John D Wells

A Freelance Web Architect

Adept at all modern web standard technologies. Deadly with an open source sword, especially Wordpress.

Proud to work with some of the finest designers in London. And some incredible clients, too.

Lead developer for Fresh & Mean. Fancy a pint?

This tumblelog is further embellished by my Flickr, Twitter, and Digg accounts.

27 May 08

Faust - Flash Augmenting Standards

By way of a co-worker’s del.icio.us feed, I had the pleasure of reading this article this morning:

Places that Flash doesn’t belong

For me, this is no new message, but still one that I think many people need to hear more often.

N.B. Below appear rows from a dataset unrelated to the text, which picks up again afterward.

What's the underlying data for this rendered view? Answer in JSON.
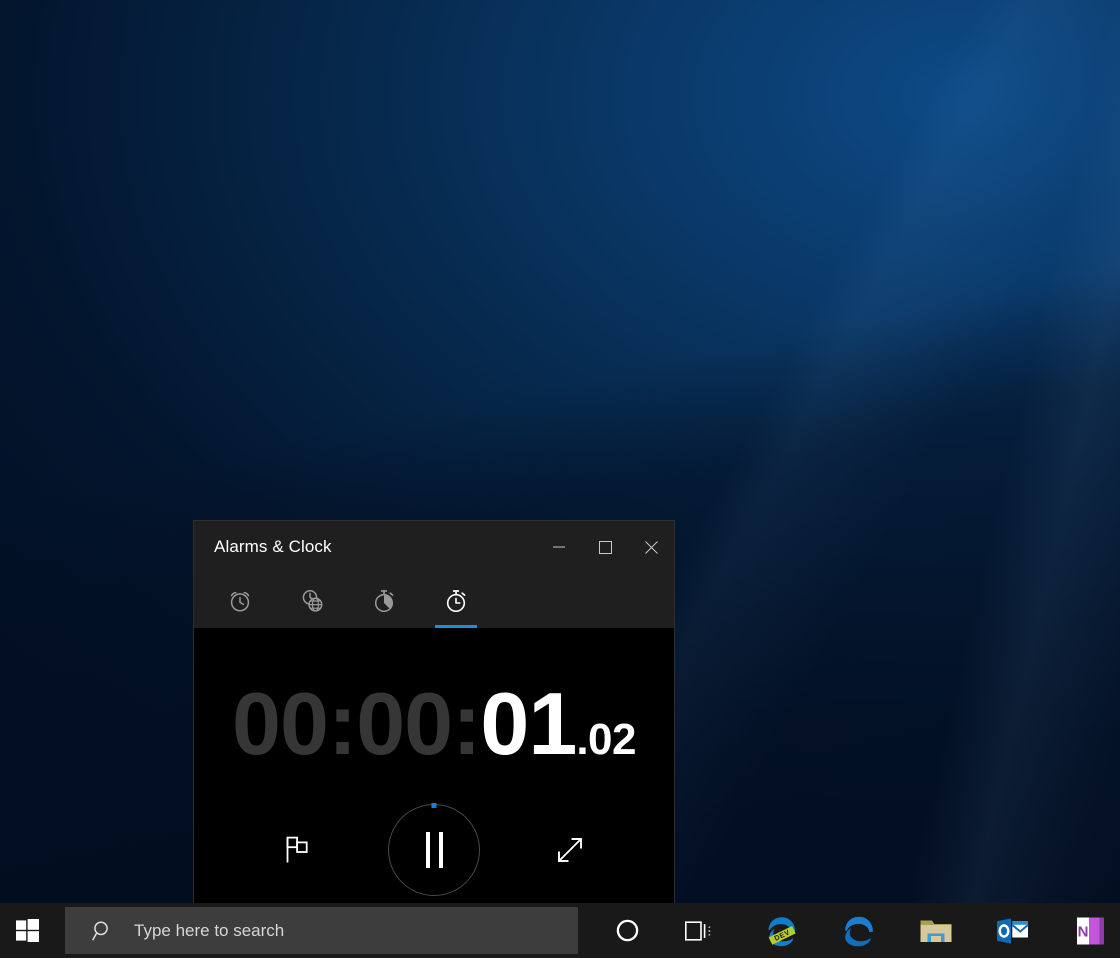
{
  "window": {
    "title": "Alarms & Clock",
    "controls": {
      "minimize": {
        "label": "Minimize",
        "icon": "minimize-icon"
      },
      "maximize": {
        "label": "Maximize",
        "icon": "maximize-icon"
      },
      "close": {
        "label": "Close",
        "icon": "close-icon"
      }
    }
  },
  "tabs": [
    {
      "label": "Alarm",
      "icon": "alarm-clock-icon",
      "selected": false
    },
    {
      "label": "World Clock",
      "icon": "world-clock-icon",
      "selected": false
    },
    {
      "label": "Timer",
      "icon": "timer-icon",
      "selected": false
    },
    {
      "label": "Stopwatch",
      "icon": "stopwatch-icon",
      "selected": true
    }
  ],
  "stopwatch": {
    "elapsed": "00:00:01.02",
    "hours": "00",
    "sep1": ":",
    "minutes": "00",
    "sep2": ":",
    "seconds": "01",
    "fraction": ".02",
    "running": true,
    "controls": {
      "lap": {
        "label": "Lap",
        "icon": "flag-icon"
      },
      "pause": {
        "label": "Pause",
        "icon": "pause-icon"
      },
      "expand": {
        "label": "Expand",
        "icon": "expand-diagonal-icon"
      }
    }
  },
  "taskbar": {
    "start": {
      "label": "Start",
      "icon": "windows-logo-icon"
    },
    "search": {
      "placeholder": "Type here to search",
      "value": "",
      "icon": "search-icon"
    },
    "items": [
      {
        "label": "Cortana",
        "icon": "cortana-circle-icon"
      },
      {
        "label": "Task View",
        "icon": "task-view-icon"
      },
      {
        "label": "Microsoft Edge Dev",
        "icon": "edge-dev-icon"
      },
      {
        "label": "Microsoft Edge",
        "icon": "edge-icon"
      },
      {
        "label": "File Explorer",
        "icon": "folder-icon"
      },
      {
        "label": "Outlook",
        "icon": "outlook-icon"
      },
      {
        "label": "OneNote",
        "icon": "onenote-icon"
      }
    ]
  },
  "colors": {
    "accent": "#0f83d6",
    "tab_underline": "#1a8fe0",
    "title_bar": "#1f1f1f",
    "app_background": "#000000",
    "taskbar": "#191919",
    "search_box": "#3d3d3d",
    "dim_digits": "#363636",
    "bright_digits": "#ffffff"
  }
}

If you have anything to do with building websites and possibly involving Flash, please give it 5 minutes of your time.

Then from that article I followed this link:

Faust - Flash Augmenting Standards

Here within the walls of Underscore, this is just the sort of “perfect world” solution that we’ve been chatting about for years! It takes the html + css + javascript line of progressive enhancement one step further, slapping flash on top. There’s still more I’d like to know about, such as how to deep link, or how flash follows a link and stays within flash, but it’s still a really exciting find.

If you consider these two articles together, it leaves me with this thought:

For those times when a client demands a Flash-based site that still needs the performance, accessibility and SEO of an HTML/CSS site (thereby ignoring the rules laid out in the first article), Flash should be considered an “add-on” and not an “instead of”. This means more work to accomplish and therefore more cost to the client.

Upon further reflection, this approach has another benefit: the site can be built in “phases”:

  • The HTML/CSS version can be developed and tweaked first, giving the client a chance to see the design take life and offer early feedback;
  • The site can go live pre-Flash, getting a jump on SEO, analytics, and more;
  • The Flash version can be developed last, and since all content and design style has already been approved, development should be fast and efficient.